Today is the official release date for my book The United States of Paranoia, which means you can now peek inside it at Amazon. In related news:
* A lengthy excerpt from the book appears in Salon today. Here is an, um, excerpt from the excerpt:
When George W. Bush was president, the group most frequently invoked as a symbol of political paranoia was the 9/11 truth movement, nicknamed the truthers, who believed that a cabal within the U.S. government had either organized the 9/11 attacks or deliberately refrained from preventing them. But the truthers were ultimately a side attraction. The most prevalent form of paranoia after 9/11 was the mindset that allowed officials to mistake a harmless school project for a jihad. Americans were on edge, waiting for the next deadly attack. And in a change from the Cold War, when we at least knew the form such an attack would take, all sorts of activities or objects could be construed as a threat.

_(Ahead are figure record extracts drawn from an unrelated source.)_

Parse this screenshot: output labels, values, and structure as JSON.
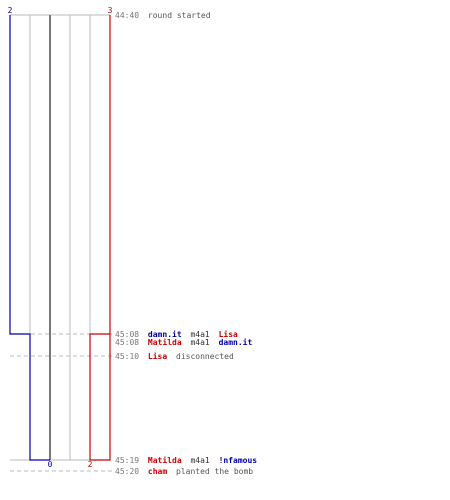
{
  "colors": {
    "ct": "#0000aa",
    "t": "#cc0000",
    "grid": "#bbbbbb",
    "center": "#777777",
    "dash": "#bbbbbb",
    "text": "#555555"
  },
  "scores": {
    "ct_start": "2",
    "t_start": "3",
    "ct_end": "0",
    "t_end": "2"
  },
  "events": [
    {
      "time": "44:40",
      "parts": [
        {
          "text": "round started",
          "role": "plain"
        }
      ]
    },
    {
      "time": "45:08",
      "parts": [
        {
          "text": "damn.it",
          "role": "ct"
        },
        {
          "text": "m4a1",
          "role": "weapon"
        },
        {
          "text": "Lisa",
          "role": "t"
        }
      ]
    },
    {
      "time": "45:08",
      "parts": [
        {
          "text": "Matilda",
          "role": "t"
        },
        {
          "text": "m4a1",
          "role": "weapon"
        },
        {
          "text": "damn.it",
          "role": "ct"
        }
      ]
    },
    {
      "time": "45:10",
      "parts": [
        {
          "text": "Lisa",
          "role": "t"
        },
        {
          "text": "disconnected",
          "role": "plain"
        }
      ]
    },
    {
      "time": "45:19",
      "parts": [
        {
          "text": "Matilda",
          "role": "t"
        },
        {
          "text": "m4a1",
          "role": "weapon"
        },
        {
          "text": "!nfamous",
          "role": "ct"
        }
      ]
    },
    {
      "time": "45:20",
      "parts": [
        {
          "text": "cham",
          "role": "t"
        },
        {
          "text": "planted the bomb",
          "role": "plain"
        }
      ]
    }
  ]
}
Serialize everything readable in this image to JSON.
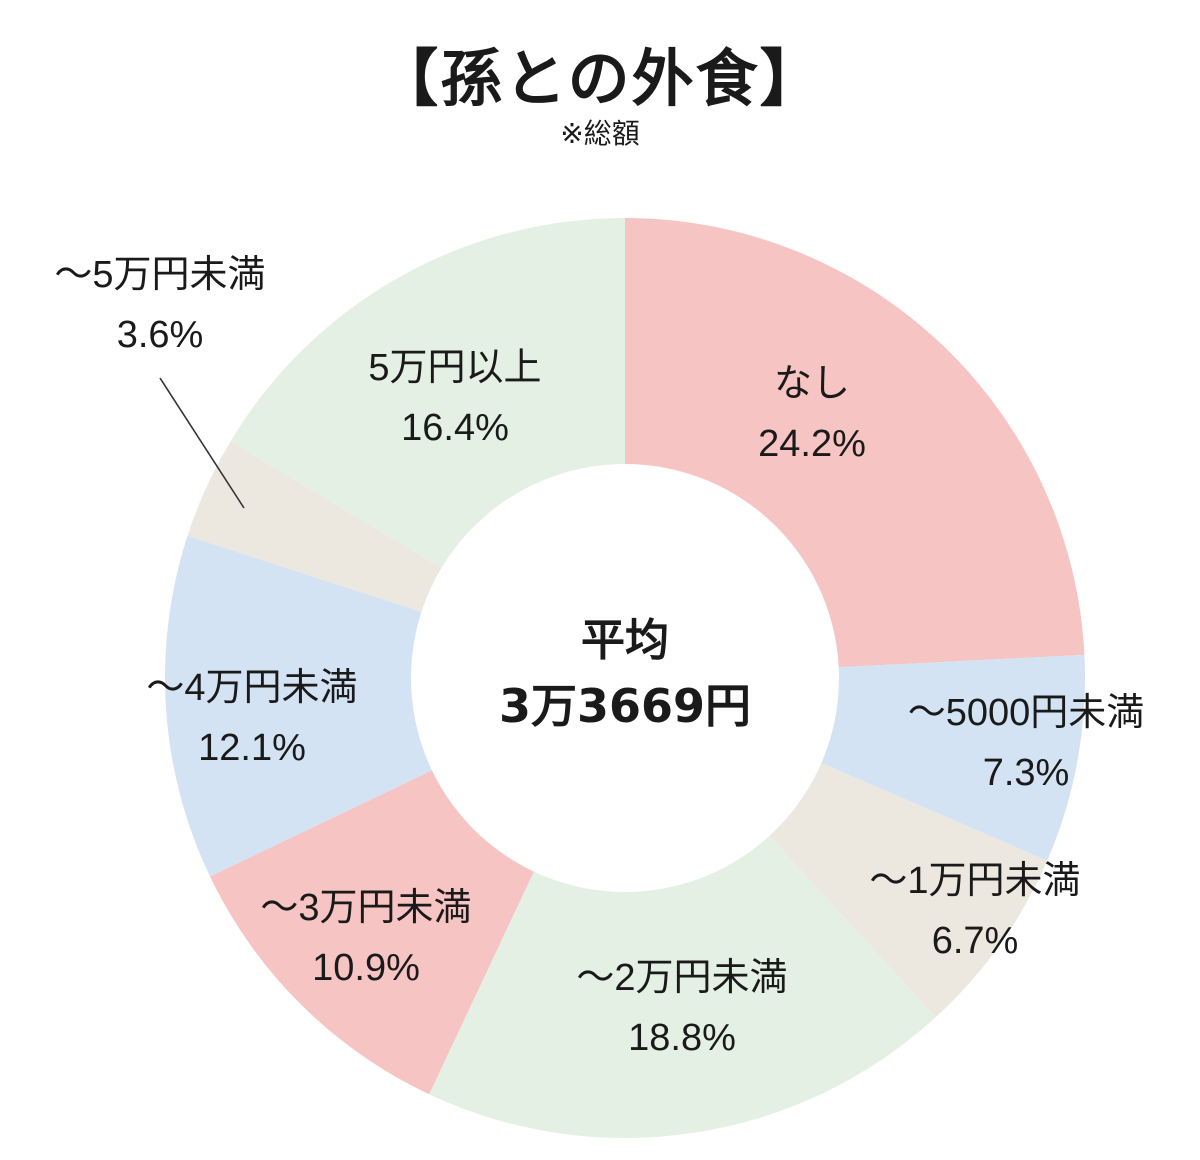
{
  "title": "【孫との外食】",
  "subtitle": "※総額",
  "center": {
    "line1": "平均",
    "line2": "3万3669円"
  },
  "chart_data": {
    "type": "pie",
    "title": "【孫との外食】",
    "subtitle": "※総額",
    "slices": [
      {
        "label": "なし",
        "value": 24.2,
        "value_label": "24.2%",
        "color": "#f6c4c2"
      },
      {
        "label": "～5000円未満",
        "value": 7.3,
        "value_label": "7.3%",
        "color": "#d3e3f3"
      },
      {
        "label": "～1万円未満",
        "value": 6.7,
        "value_label": "6.7%",
        "color": "#ece8e0"
      },
      {
        "label": "～2万円未満",
        "value": 18.8,
        "value_label": "18.8%",
        "color": "#e4f0e4"
      },
      {
        "label": "～3万円未満",
        "value": 10.9,
        "value_label": "10.9%",
        "color": "#f6c4c2"
      },
      {
        "label": "～4万円未満",
        "value": 12.1,
        "value_label": "12.1%",
        "color": "#d3e3f3"
      },
      {
        "label": "～5万円未満",
        "value": 3.6,
        "value_label": "3.6%",
        "color": "#ece8e0"
      },
      {
        "label": "5万円以上",
        "value": 16.4,
        "value_label": "16.4%",
        "color": "#e4f0e4"
      }
    ],
    "donut": true
  }
}
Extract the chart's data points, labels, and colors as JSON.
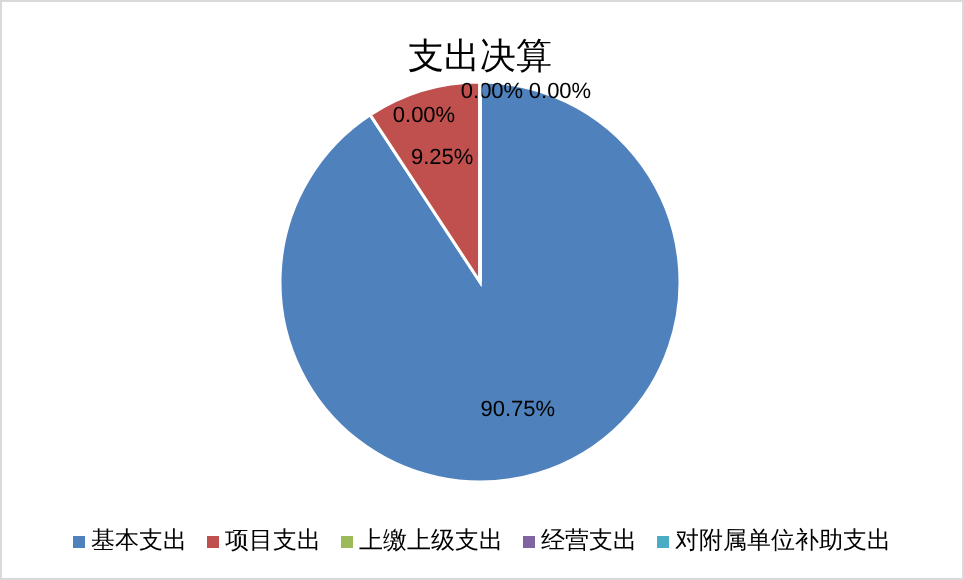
{
  "chart_data": {
    "type": "pie",
    "title": "支出决算",
    "categories": [
      "基本支出",
      "项目支出",
      "上缴上级支出",
      "经营支出",
      "对附属单位补助支出"
    ],
    "values": [
      90.75,
      9.25,
      0,
      0,
      0
    ],
    "colors": [
      "#4f81bd",
      "#c0504d",
      "#9bbb59",
      "#8064a2",
      "#4bacc6"
    ],
    "value_labels": [
      "90.75%",
      "9.25%",
      "0.00%",
      "0.00%",
      "0.00%"
    ],
    "legend": "bottom"
  }
}
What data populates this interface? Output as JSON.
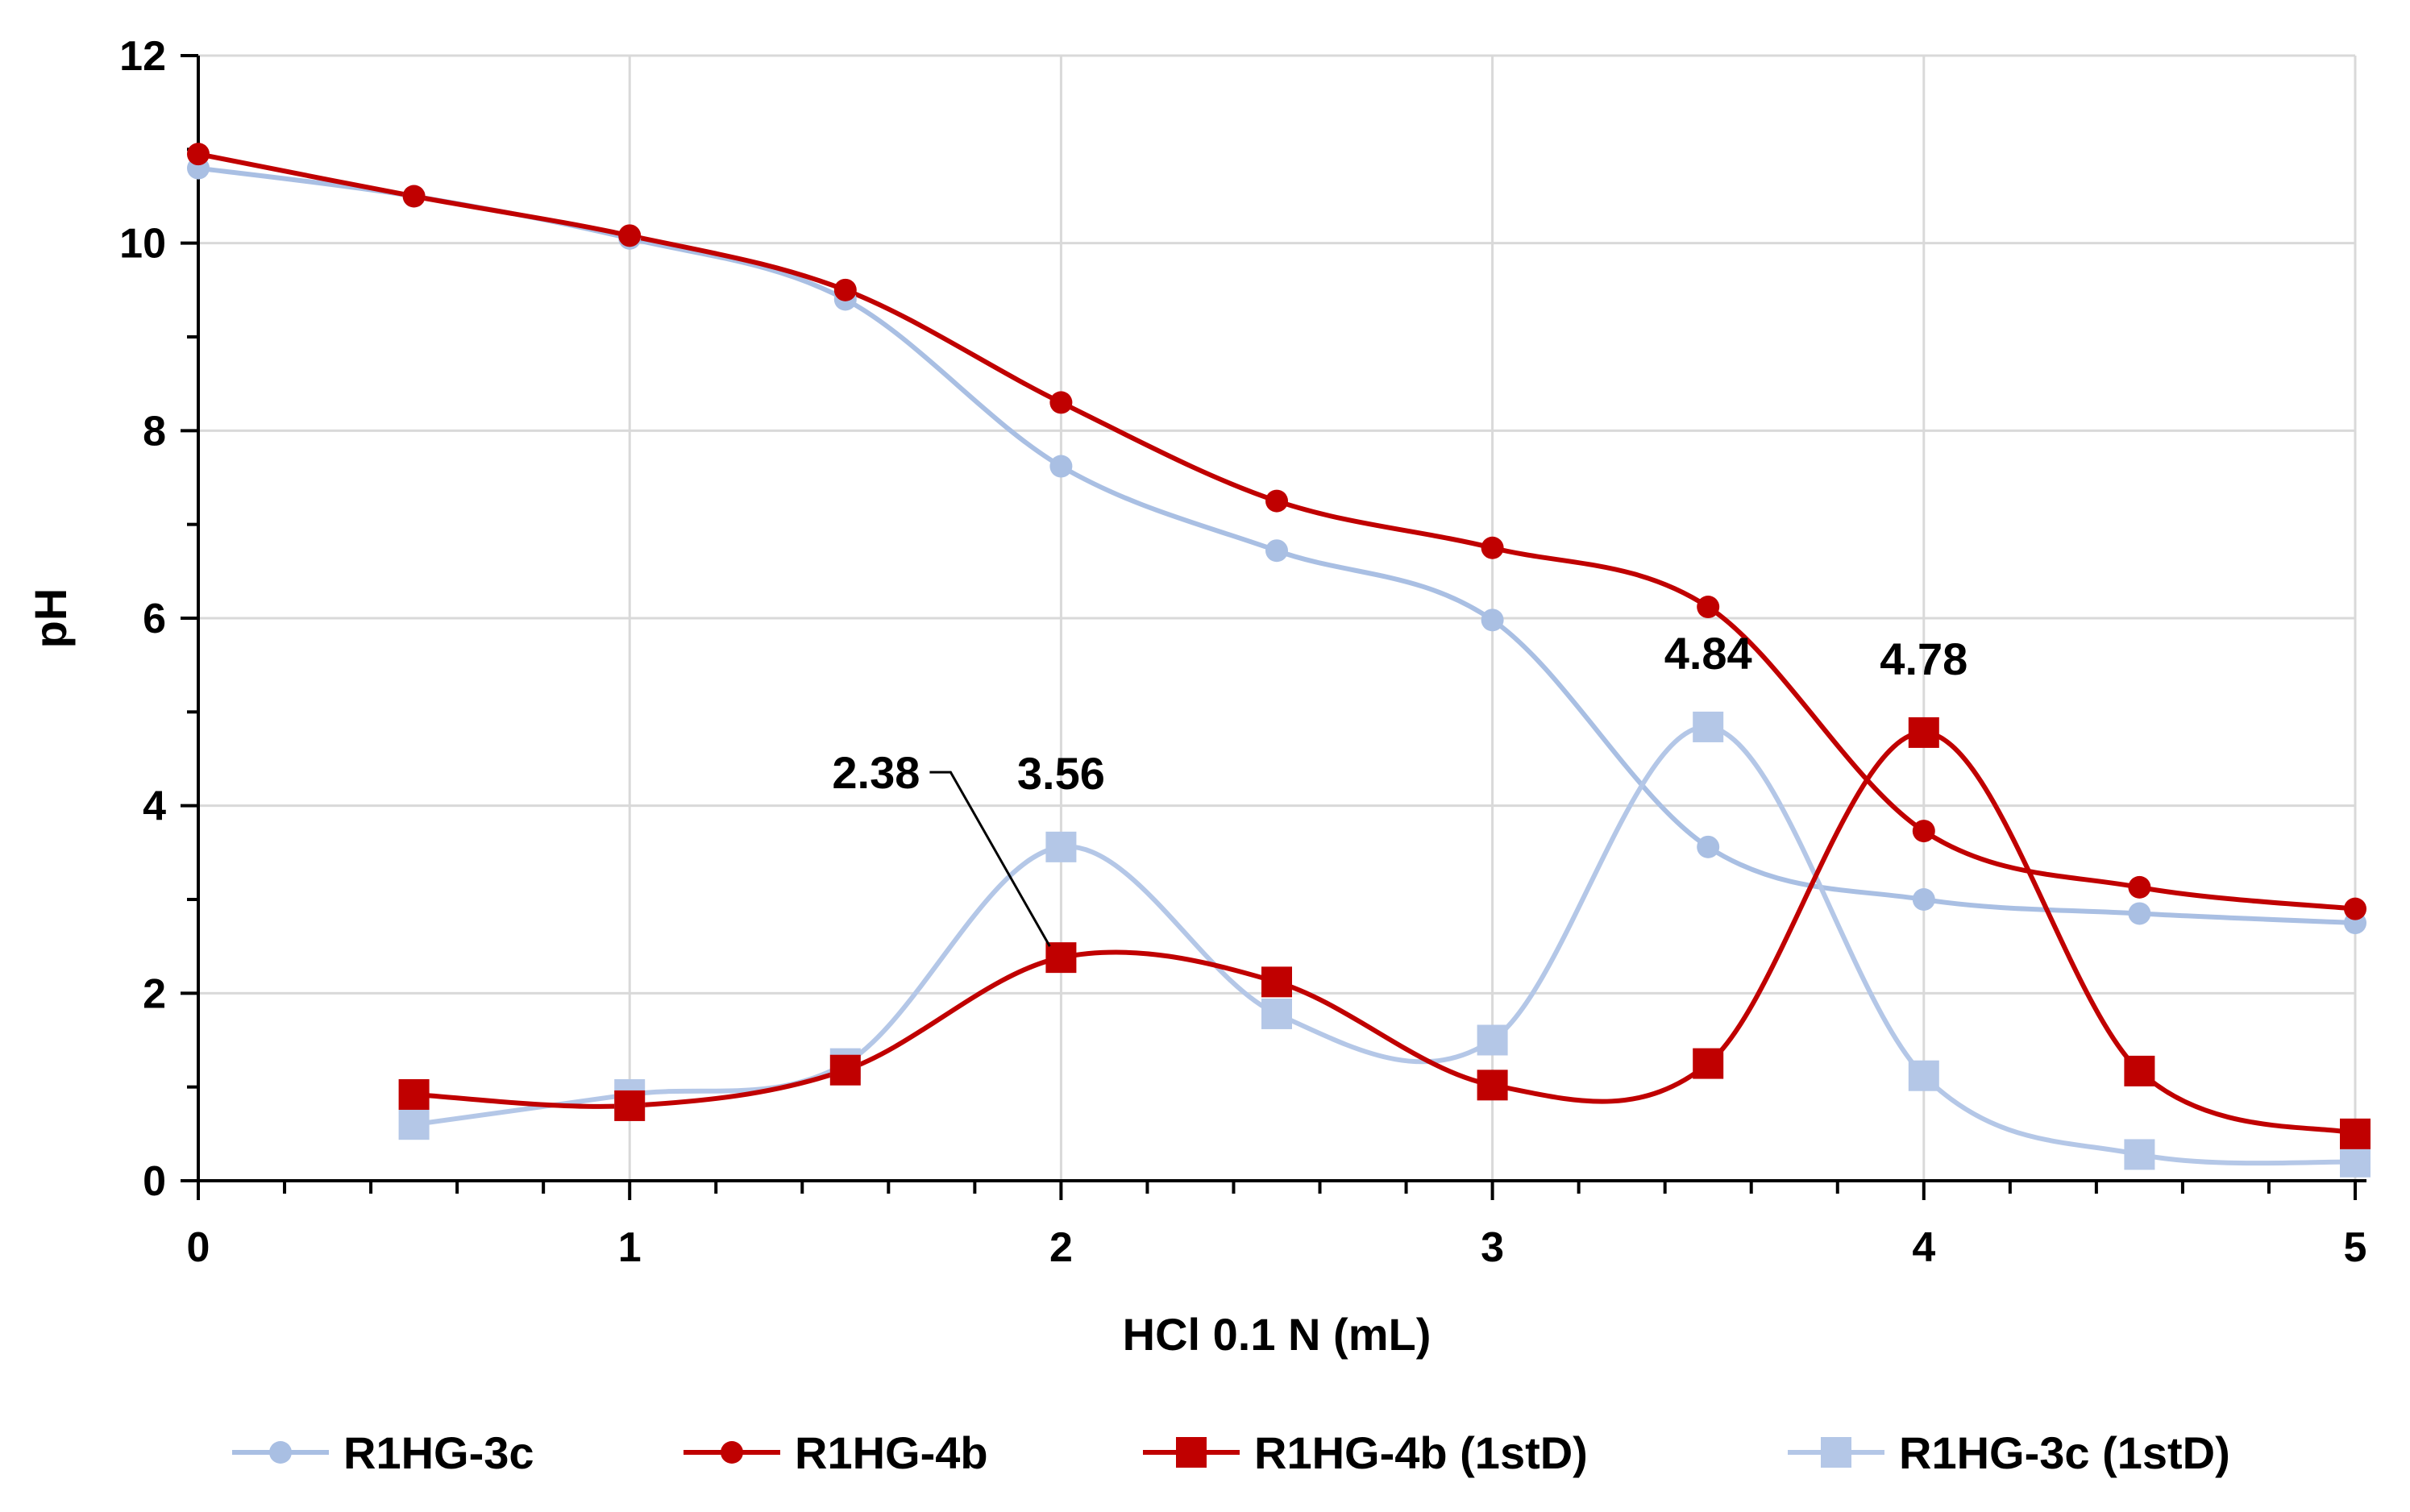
{
  "chart_data": {
    "type": "line",
    "title": "",
    "xlabel": "HCl 0.1 N (mL)",
    "ylabel": "pH",
    "xlim": [
      0,
      5
    ],
    "ylim": [
      0,
      12
    ],
    "xticks": [
      0,
      1,
      2,
      3,
      4,
      5
    ],
    "xtick_labels": [
      "0",
      "1",
      "2",
      "3",
      "4",
      "5"
    ],
    "yticks": [
      0,
      2,
      4,
      6,
      8,
      10,
      12
    ],
    "ytick_labels": [
      "0",
      "2",
      "4",
      "6",
      "8",
      "10",
      "12"
    ],
    "grid": true,
    "legend_position": "bottom",
    "series": [
      {
        "name": "R1HG-3c",
        "color": "#a9bfe3",
        "marker": "circle",
        "x": [
          0,
          0.5,
          1,
          1.5,
          2,
          2.5,
          3,
          3.5,
          4,
          4.5,
          5
        ],
        "y": [
          10.8,
          10.5,
          10.05,
          9.4,
          7.62,
          6.72,
          5.98,
          3.56,
          3.0,
          2.85,
          2.75
        ]
      },
      {
        "name": "R1HG-4b",
        "color": "#c00000",
        "marker": "circle",
        "x": [
          0,
          0.5,
          1,
          1.5,
          2,
          2.5,
          3,
          3.5,
          4,
          4.5,
          5
        ],
        "y": [
          10.95,
          10.5,
          10.08,
          9.5,
          8.3,
          7.25,
          6.75,
          6.12,
          3.73,
          3.13,
          2.9
        ]
      },
      {
        "name": "R1HG-4b (1stD)",
        "color": "#c00000",
        "marker": "square",
        "x": [
          0.5,
          1,
          1.5,
          2,
          2.5,
          3,
          3.5,
          4,
          4.5,
          5
        ],
        "y": [
          0.92,
          0.8,
          1.18,
          2.38,
          2.12,
          1.02,
          1.25,
          4.78,
          1.17,
          0.5
        ]
      },
      {
        "name": "R1HG-3c (1stD)",
        "color": "#b4c7e7",
        "marker": "square",
        "x": [
          0.5,
          1,
          1.5,
          2,
          2.5,
          3,
          3.5,
          4,
          4.5,
          5
        ],
        "y": [
          0.6,
          0.92,
          1.25,
          3.56,
          1.78,
          1.5,
          4.84,
          1.12,
          0.28,
          0.2
        ]
      }
    ],
    "annotations": [
      {
        "text": "2.38",
        "series": 2,
        "x": 2,
        "y": 2.38,
        "callout": true
      },
      {
        "text": "3.56",
        "series": 3,
        "x": 2,
        "y": 3.56,
        "callout": false
      },
      {
        "text": "4.84",
        "series": 3,
        "x": 3.5,
        "y": 4.84,
        "callout": false
      },
      {
        "text": "4.78",
        "series": 2,
        "x": 4,
        "y": 4.78,
        "callout": false
      }
    ]
  }
}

It was the same species of fear that had flared during earlier hunts for spies and saboteurs. But now the consequences of failing to spot the conspirators seemed much more catastrophic. Anything might be a weapon; anything might be a clue.
* The Washington Post did a video interview with me about the book. You can watch it here.
* National Review did an audio interview with me about the book. You can listen to it here.
* The Sandusky Register did a print interview with me about the book. You can read it here.
* Chip Berlet, Lance deHaven-Smith, and I debated political paranoia on Al Jazeera this afternoon. I don't think that show can be viewed within the U.S., but international Reasoners can try their luck here.
* If you live in the D.C. area and the above links haven't made you completely sick of the sight of me, you can come see me read at Politics & Prose tonight. If you don't live anywhere near D.C. but are still curious to watch the show, it will be streamed on C-Span's BookTV website. C-Span 2 will air it on cable this weekend.